In any case, 2038 is still a long way off. A sluggish exit from coal by Germany – the world’s fourth-largest economy – could send a signal to other coal-dependent European Union countries that there is no rush. Countries like Hungary, Poland, and the Baltic states may even pursue a coal renaissance. This would further weaken the EU’s climate leadership and its ability to reform its carbon-trading system. Confident that coal will continue to be burned in the long term, investors would keep the money flowing.
Moreover, because Germany’s influence extends far beyond Europe, a weak stance on coal could trigger a domino effect – what we call the “road to hell” scenario.
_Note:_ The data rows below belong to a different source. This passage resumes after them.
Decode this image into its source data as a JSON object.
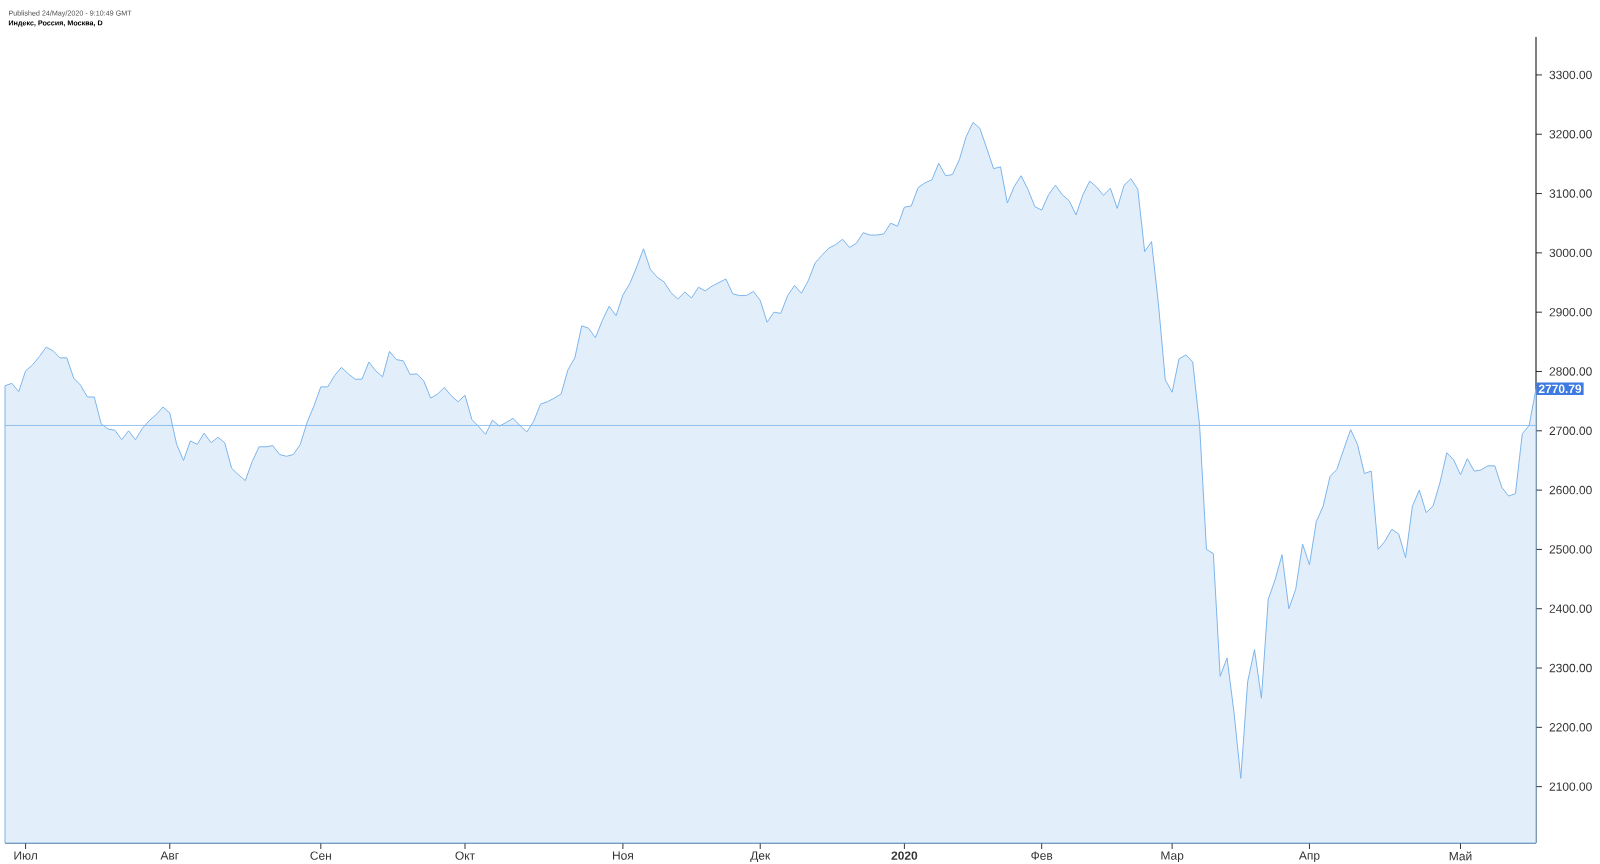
{
  "chart_data": {
    "type": "area",
    "title": "Индекс, Россия, Москва, D",
    "annotations": [
      "Published 24/May/2020 - 9:10:49 GMT",
      "2770.79"
    ],
    "categories": [
      null,
      null,
      null,
      "Июл",
      null,
      null,
      null,
      null,
      null,
      null,
      null,
      null,
      null,
      null,
      null,
      null,
      null,
      null,
      null,
      null,
      null,
      null,
      null,
      null,
      "Авг",
      null,
      null,
      null,
      null,
      null,
      null,
      null,
      null,
      null,
      null,
      null,
      null,
      null,
      null,
      null,
      null,
      null,
      null,
      null,
      null,
      null,
      "Сен",
      null,
      null,
      null,
      null,
      null,
      null,
      null,
      null,
      null,
      null,
      null,
      null,
      null,
      null,
      null,
      null,
      null,
      null,
      null,
      null,
      "Окт",
      null,
      null,
      null,
      null,
      null,
      null,
      null,
      null,
      null,
      null,
      null,
      null,
      null,
      null,
      null,
      null,
      null,
      null,
      null,
      null,
      null,
      null,
      "Ноя",
      null,
      null,
      null,
      null,
      null,
      null,
      null,
      null,
      null,
      null,
      null,
      null,
      null,
      null,
      null,
      null,
      null,
      null,
      null,
      "Дек",
      null,
      null,
      null,
      null,
      null,
      null,
      null,
      null,
      null,
      null,
      null,
      null,
      null,
      null,
      null,
      null,
      null,
      null,
      null,
      null,
      "**2020**",
      null,
      null,
      null,
      null,
      null,
      null,
      null,
      null,
      null,
      null,
      null,
      null,
      null,
      null,
      null,
      null,
      null,
      null,
      null,
      "Фев",
      null,
      null,
      null,
      null,
      null,
      null,
      null,
      null,
      null,
      null,
      null,
      null,
      null,
      null,
      null,
      null,
      null,
      null,
      "Мар",
      null,
      null,
      null,
      null,
      null,
      null,
      null,
      null,
      null,
      null,
      null,
      null,
      null,
      null,
      null,
      null,
      null,
      null,
      null,
      "Апр",
      null,
      null,
      null,
      null,
      null,
      null,
      null,
      null,
      null,
      null,
      null,
      null,
      null,
      null,
      null,
      null,
      null,
      null,
      null,
      null,
      null,
      "Май",
      null,
      null,
      null,
      null,
      null,
      null,
      null,
      null,
      null,
      null,
      null
    ],
    "ylim": [
      2005,
      3364
    ],
    "yticks": [
      {
        "value": 2100,
        "label": "2100.00"
      },
      {
        "value": 2200,
        "label": "2200.00"
      },
      {
        "value": 2300,
        "label": "2300.00"
      },
      {
        "value": 2400,
        "label": "2400.00"
      },
      {
        "value": 2500,
        "label": "2500.00"
      },
      {
        "value": 2600,
        "label": "2600.00"
      },
      {
        "value": 2700,
        "label": "2700.00"
      },
      {
        "value": 2800,
        "label": "2800.00"
      },
      {
        "value": 2900,
        "label": "2900.00"
      },
      {
        "value": 3000,
        "label": "3000.00"
      },
      {
        "value": 3100,
        "label": "3100.00"
      },
      {
        "value": 3200,
        "label": "3200.00"
      },
      {
        "value": 3300,
        "label": "3300.00"
      }
    ],
    "ref_lines": [
      {
        "axis": "y",
        "value": 2709,
        "color": "#7cb5ec"
      }
    ],
    "series": [
      {
        "color": "#7cb5ec",
        "values": [
          2776,
          2780,
          2766,
          2801,
          2811,
          2825,
          2841,
          2835,
          2823,
          2823,
          2789,
          2777,
          2757,
          2757,
          2712,
          2703,
          2701,
          2685,
          2700,
          2685,
          2704,
          2717,
          2727,
          2740,
          2730,
          2677,
          2650,
          2683,
          2677,
          2696,
          2680,
          2689,
          2680,
          2637,
          2626,
          2616,
          2648,
          2673,
          2673,
          2675,
          2660,
          2657,
          2660,
          2677,
          2714,
          2742,
          2774,
          2774,
          2793,
          2807,
          2796,
          2787,
          2787,
          2816,
          2801,
          2791,
          2834,
          2820,
          2818,
          2795,
          2796,
          2784,
          2755,
          2762,
          2773,
          2759,
          2749,
          2760,
          2719,
          2707,
          2694,
          2718,
          2708,
          2714,
          2721,
          2709,
          2698,
          2716,
          2745,
          2749,
          2755,
          2762,
          2803,
          2823,
          2877,
          2873,
          2857,
          2886,
          2910,
          2894,
          2929,
          2948,
          2976,
          3007,
          2972,
          2959,
          2951,
          2933,
          2922,
          2934,
          2924,
          2942,
          2936,
          2944,
          2950,
          2956,
          2931,
          2928,
          2928,
          2935,
          2920,
          2883,
          2900,
          2898,
          2928,
          2945,
          2932,
          2953,
          2983,
          2996,
          3008,
          3014,
          3023,
          3009,
          3016,
          3034,
          3030,
          3030,
          3032,
          3050,
          3045,
          3077,
          3079,
          3110,
          3118,
          3123,
          3151,
          3130,
          3132,
          3157,
          3196,
          3220,
          3210,
          3176,
          3142,
          3145,
          3084,
          3112,
          3130,
          3107,
          3078,
          3072,
          3098,
          3114,
          3098,
          3088,
          3064,
          3098,
          3121,
          3111,
          3097,
          3109,
          3075,
          3114,
          3125,
          3107,
          3002,
          3019,
          2914,
          2786,
          2765,
          2821,
          2828,
          2816,
          2709,
          2500,
          2493,
          2286,
          2317,
          2226,
          2114,
          2277,
          2331,
          2249,
          2416,
          2449,
          2491,
          2400,
          2433,
          2509,
          2474,
          2547,
          2573,
          2623,
          2635,
          2669,
          2702,
          2677,
          2628,
          2632,
          2500,
          2514,
          2534,
          2526,
          2486,
          2573,
          2600,
          2562,
          2573,
          2612,
          2663,
          2651,
          2626,
          2653,
          2632,
          2634,
          2641,
          2641,
          2605,
          2590,
          2594,
          2695,
          2709,
          2770.79
        ]
      }
    ]
  }
}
US President Donald Trump might cite Germany’s slow action as proof of its double standards on climate change – and even attempt to use it to justify, however weakly, his effort to revive the US coal industry. Brazilian President Jair Bolsonaro might do likewise, as he distances his country from the Paris climate agreement.
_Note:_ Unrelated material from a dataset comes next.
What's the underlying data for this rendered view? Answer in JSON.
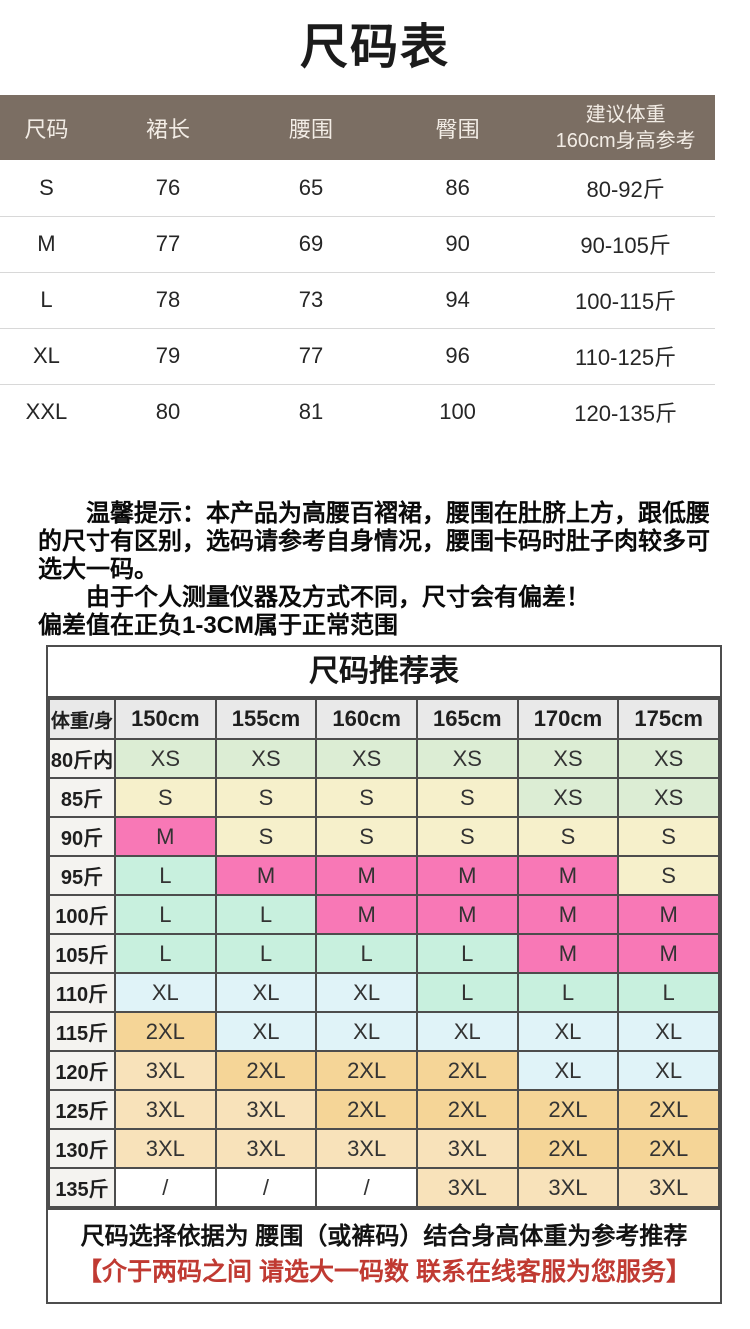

Australia, where climate politics are tense and an election is pending, could also be tempted to increase coal use. China and India, too, could become more inclined to expand coal-fired power plants. With that, meeting the 2°C threshold would become impossible, and the devastation of Hothouse Earth would potentially become inevitable.
But there is good reason to think this will not happen. Even if the 2038 deadline is not ambitious enough, the immediate pace of the coal phase-out follows the carbon law. If Germany implements what it has agreed on paper, one should not underestimate the symbolic value of a coal-dependent industrialized economy setting a clear end date for coal, and locking itself to a quantified phase-out plan. This, together with definitive shorter-term targets, would signal to investors that they can confidently invest in alternative energy sources.
This dynamic could well accelerate the timeline for Germany’s exit from coal. A clause in the agreement creates the potential for an earlier exit from coal. After all, the best-performing major commodities in 2018 were European emissions allowances. Designed to make coal less competitive, those allowances are expected to double in price in the next year or two. Hedge funds and other investors have already taken notice.
A deadline on German coal use would reinforce confidence that the value of allowances will keep increasing, creating a positive feedback loop of rising prices. Add to that a precipitous drop in the costs of wind and solar power, and it is not unrealistic to imagine that the markets will bring about a much faster departure from coal than any policy would.
Sometime in the 2020s, it will become cheaper to build new renewable systems than to continue running existing fossil-fuel plants in parts of Europe. At that point, there will be little chance of stopping the fastest energy transition in history.
Johan Rockström is Director of the Potsdam Institute for Climate Impact Research. Owen Gaffney is a global sustainability analyst at the Potsdam Institute for Climate Impact Research and the Stockholm Resilience Centre.